Garry Taylor Handlen arrested in connection with two cold cases
WATCH: Parents of two British Columbia girls have spent nearly 40 years wondering who murdered their daughters. But, there’s finally been an arrest and the man police have charged may be linked to other crimes. Robin Gill has the story.
RCMP have laid charges in connection with the disappearance of 12-year-old Monica Jack and 11-year-old Kathryn-Mary Herbert, who have been missing since the 1970s.
Garry Taylor Handlen, 67, has been charged with two counts of first-degree murder. He was arrested on Friday in Surrey and is scheduled to appear in court on Dec. 8.
Jack was last seen riding her bike on May 6, 1978 near Nicola Lake. Her body was found in June 1995, north of Merritt.
Herbert disappeared in 1975 while heading to her Abbotsford home. A few months later her body was found on Matsqui First Nations property. In 2012, mother Shari Greer offered a $10,000 reward for information that would lead to an arrest.
The cases eventually landed on the desks of investigators from Project E-PANA, formed to look into the unsolved Highway of Tears cases, and the Provincial Unsolved Homicide Unit.
WATCH: New details about Garry Taylor Handlen’s past are emerging and police in other provinces are reopening old files. Catherine Urquhart reports.
Officers refused to provide specifics of what led to the breakthrough, saying they brought Handlen into custody without incident in Surrey, B.C., although he no longer lives in the province.
Supt. Ward Lymburner, the officer in charge of the special projects unit, said three decades of investigation by multiple police forces combined to pinpoint the same suspect.
He described Handlen as having travelled extensively through B.C. and Alberta at the time and released his photograph from that era, asking the public to come forward with tips if it jogs any memories.

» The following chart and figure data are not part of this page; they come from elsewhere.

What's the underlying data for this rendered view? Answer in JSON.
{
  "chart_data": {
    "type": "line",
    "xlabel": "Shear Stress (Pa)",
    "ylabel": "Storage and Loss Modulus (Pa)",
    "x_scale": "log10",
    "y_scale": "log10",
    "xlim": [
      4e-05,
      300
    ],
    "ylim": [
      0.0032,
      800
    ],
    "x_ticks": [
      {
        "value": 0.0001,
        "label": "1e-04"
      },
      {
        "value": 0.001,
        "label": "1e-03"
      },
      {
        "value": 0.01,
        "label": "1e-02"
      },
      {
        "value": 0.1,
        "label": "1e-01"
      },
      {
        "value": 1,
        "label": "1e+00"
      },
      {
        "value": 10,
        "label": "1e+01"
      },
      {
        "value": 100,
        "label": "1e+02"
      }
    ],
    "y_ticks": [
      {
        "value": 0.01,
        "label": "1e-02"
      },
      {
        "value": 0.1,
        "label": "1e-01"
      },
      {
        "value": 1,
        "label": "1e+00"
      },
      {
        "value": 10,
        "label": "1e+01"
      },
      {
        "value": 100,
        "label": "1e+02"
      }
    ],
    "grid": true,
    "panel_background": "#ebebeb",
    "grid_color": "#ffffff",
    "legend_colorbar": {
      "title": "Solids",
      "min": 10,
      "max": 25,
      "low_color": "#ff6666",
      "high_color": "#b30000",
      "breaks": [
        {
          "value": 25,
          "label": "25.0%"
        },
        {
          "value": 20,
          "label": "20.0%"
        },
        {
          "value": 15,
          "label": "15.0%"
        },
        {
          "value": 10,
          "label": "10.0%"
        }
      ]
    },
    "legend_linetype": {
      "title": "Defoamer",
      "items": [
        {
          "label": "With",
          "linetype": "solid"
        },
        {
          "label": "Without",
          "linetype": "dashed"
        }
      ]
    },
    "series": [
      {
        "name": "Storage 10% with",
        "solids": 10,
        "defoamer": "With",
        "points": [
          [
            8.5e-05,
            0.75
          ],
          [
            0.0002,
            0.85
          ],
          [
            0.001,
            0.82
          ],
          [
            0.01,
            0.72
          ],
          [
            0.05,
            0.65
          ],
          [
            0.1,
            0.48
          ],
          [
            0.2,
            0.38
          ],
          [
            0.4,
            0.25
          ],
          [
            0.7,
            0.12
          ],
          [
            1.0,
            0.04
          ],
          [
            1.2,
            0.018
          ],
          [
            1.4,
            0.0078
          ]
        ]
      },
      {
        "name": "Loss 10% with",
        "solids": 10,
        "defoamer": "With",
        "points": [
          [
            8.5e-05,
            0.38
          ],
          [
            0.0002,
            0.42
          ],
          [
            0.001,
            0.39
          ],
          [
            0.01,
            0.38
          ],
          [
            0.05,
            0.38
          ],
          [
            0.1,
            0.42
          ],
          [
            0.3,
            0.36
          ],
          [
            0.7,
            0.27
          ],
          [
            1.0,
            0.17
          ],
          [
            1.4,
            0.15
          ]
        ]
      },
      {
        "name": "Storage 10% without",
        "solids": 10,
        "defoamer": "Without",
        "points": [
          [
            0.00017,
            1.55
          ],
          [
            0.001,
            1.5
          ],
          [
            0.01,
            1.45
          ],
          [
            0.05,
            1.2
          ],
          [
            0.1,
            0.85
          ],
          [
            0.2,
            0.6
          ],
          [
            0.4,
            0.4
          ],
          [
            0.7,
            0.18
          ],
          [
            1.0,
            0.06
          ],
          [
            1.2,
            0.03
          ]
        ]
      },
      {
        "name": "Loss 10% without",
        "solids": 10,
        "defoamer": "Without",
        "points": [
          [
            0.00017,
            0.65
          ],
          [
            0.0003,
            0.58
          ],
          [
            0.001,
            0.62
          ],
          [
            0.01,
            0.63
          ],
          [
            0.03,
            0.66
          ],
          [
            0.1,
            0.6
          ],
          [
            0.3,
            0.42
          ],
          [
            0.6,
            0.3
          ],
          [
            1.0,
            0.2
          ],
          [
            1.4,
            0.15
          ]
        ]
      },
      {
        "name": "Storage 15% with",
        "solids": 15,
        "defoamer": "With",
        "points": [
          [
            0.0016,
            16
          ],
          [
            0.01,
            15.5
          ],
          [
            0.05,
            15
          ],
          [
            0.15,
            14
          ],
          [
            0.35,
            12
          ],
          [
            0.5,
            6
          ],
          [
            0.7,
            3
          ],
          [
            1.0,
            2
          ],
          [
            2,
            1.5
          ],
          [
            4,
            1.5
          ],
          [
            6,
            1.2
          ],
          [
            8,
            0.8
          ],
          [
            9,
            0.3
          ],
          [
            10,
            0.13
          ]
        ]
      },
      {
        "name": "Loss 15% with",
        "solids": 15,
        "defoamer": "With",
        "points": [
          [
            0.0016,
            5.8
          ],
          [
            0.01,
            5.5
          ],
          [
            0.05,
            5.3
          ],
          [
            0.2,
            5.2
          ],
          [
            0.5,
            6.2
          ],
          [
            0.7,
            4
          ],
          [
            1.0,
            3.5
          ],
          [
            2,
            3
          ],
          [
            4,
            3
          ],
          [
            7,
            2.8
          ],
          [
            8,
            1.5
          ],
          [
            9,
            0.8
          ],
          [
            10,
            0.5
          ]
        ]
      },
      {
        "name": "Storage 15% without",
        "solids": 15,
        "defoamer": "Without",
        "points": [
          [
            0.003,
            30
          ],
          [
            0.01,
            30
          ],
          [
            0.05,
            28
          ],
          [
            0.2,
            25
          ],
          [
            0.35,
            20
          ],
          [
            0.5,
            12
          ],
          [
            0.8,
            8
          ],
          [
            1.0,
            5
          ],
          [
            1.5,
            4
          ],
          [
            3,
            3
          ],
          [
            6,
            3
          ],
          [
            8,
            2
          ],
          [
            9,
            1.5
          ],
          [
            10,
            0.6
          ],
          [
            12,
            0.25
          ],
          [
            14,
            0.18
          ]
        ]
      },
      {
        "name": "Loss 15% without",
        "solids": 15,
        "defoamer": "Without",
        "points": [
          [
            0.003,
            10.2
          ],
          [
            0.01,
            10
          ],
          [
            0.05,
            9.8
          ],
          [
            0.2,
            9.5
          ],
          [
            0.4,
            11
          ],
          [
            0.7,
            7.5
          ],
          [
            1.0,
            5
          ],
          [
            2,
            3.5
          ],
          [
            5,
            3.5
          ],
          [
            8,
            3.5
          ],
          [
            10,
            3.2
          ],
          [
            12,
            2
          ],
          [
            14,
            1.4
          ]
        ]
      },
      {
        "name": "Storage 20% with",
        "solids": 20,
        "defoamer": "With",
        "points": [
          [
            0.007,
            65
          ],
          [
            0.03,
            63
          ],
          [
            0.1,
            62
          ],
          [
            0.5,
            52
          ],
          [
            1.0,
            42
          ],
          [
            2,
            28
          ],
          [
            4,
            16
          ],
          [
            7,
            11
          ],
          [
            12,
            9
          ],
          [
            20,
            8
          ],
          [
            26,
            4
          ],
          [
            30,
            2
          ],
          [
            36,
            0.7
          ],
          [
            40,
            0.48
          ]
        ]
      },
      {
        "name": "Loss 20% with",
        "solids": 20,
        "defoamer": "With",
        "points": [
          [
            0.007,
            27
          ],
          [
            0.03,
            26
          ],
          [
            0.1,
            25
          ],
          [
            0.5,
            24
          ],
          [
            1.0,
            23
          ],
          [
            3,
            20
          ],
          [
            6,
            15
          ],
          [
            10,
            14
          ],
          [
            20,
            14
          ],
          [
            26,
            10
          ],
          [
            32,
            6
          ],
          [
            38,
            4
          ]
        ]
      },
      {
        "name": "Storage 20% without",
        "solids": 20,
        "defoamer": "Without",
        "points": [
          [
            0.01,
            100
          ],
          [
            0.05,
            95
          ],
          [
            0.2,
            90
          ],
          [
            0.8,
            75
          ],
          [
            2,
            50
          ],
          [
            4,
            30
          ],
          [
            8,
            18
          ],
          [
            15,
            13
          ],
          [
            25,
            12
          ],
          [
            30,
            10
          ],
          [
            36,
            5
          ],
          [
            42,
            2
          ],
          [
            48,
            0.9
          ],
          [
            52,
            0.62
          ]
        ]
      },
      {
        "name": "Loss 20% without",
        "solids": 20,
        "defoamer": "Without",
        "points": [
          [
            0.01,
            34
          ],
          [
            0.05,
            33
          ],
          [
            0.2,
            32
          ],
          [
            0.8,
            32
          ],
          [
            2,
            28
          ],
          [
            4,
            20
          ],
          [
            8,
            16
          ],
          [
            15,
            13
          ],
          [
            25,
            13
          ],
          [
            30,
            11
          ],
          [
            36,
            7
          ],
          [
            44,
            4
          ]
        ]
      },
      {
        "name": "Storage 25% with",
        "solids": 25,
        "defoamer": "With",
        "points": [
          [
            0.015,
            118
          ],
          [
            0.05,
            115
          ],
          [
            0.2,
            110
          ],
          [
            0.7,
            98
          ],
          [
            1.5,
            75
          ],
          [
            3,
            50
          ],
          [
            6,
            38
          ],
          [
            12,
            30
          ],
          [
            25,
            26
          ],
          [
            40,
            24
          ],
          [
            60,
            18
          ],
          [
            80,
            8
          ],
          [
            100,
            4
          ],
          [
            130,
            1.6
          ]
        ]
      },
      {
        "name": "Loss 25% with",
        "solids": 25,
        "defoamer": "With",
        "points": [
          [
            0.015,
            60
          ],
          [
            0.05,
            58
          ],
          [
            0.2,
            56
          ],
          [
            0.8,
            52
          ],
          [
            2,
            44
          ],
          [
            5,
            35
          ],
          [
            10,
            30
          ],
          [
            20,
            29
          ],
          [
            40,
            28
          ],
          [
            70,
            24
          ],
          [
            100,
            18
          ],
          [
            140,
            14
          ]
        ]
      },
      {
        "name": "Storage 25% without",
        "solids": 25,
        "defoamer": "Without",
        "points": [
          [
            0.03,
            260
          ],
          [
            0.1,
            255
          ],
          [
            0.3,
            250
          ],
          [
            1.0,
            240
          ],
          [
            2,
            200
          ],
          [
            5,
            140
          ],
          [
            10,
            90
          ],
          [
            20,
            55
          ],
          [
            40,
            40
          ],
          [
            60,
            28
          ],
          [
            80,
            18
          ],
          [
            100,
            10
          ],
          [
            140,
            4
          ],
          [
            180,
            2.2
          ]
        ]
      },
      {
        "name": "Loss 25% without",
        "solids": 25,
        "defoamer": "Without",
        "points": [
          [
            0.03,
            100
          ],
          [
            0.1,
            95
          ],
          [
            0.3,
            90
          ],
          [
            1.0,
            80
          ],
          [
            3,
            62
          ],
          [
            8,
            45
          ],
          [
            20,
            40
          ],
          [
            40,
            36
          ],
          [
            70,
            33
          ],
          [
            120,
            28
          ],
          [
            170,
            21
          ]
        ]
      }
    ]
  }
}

He said the man previously lived in Lower Mainland and has a criminal record.
“He was brought into the investigation as a suspect or person of interest in the investigation early on,” Lymburner said.
“It has taken us this long for us to gather the evidence needed to satisfy the courts to bring him forward on charges today.”
Both mothers spoke of their loss at today’s press conference.
“No matter what happens and no matter what you do in your life, that hurt never goes away,” said Jack’s mother Madeline Lanaro.
“I will forever hear my heart break,” said Greer. “By the way, there is no such thing as a cold case to the families, nor is there closure,”
“I want you to know these little girls, Monica and Kathryn-Mary, made a difference in the world while they were here.”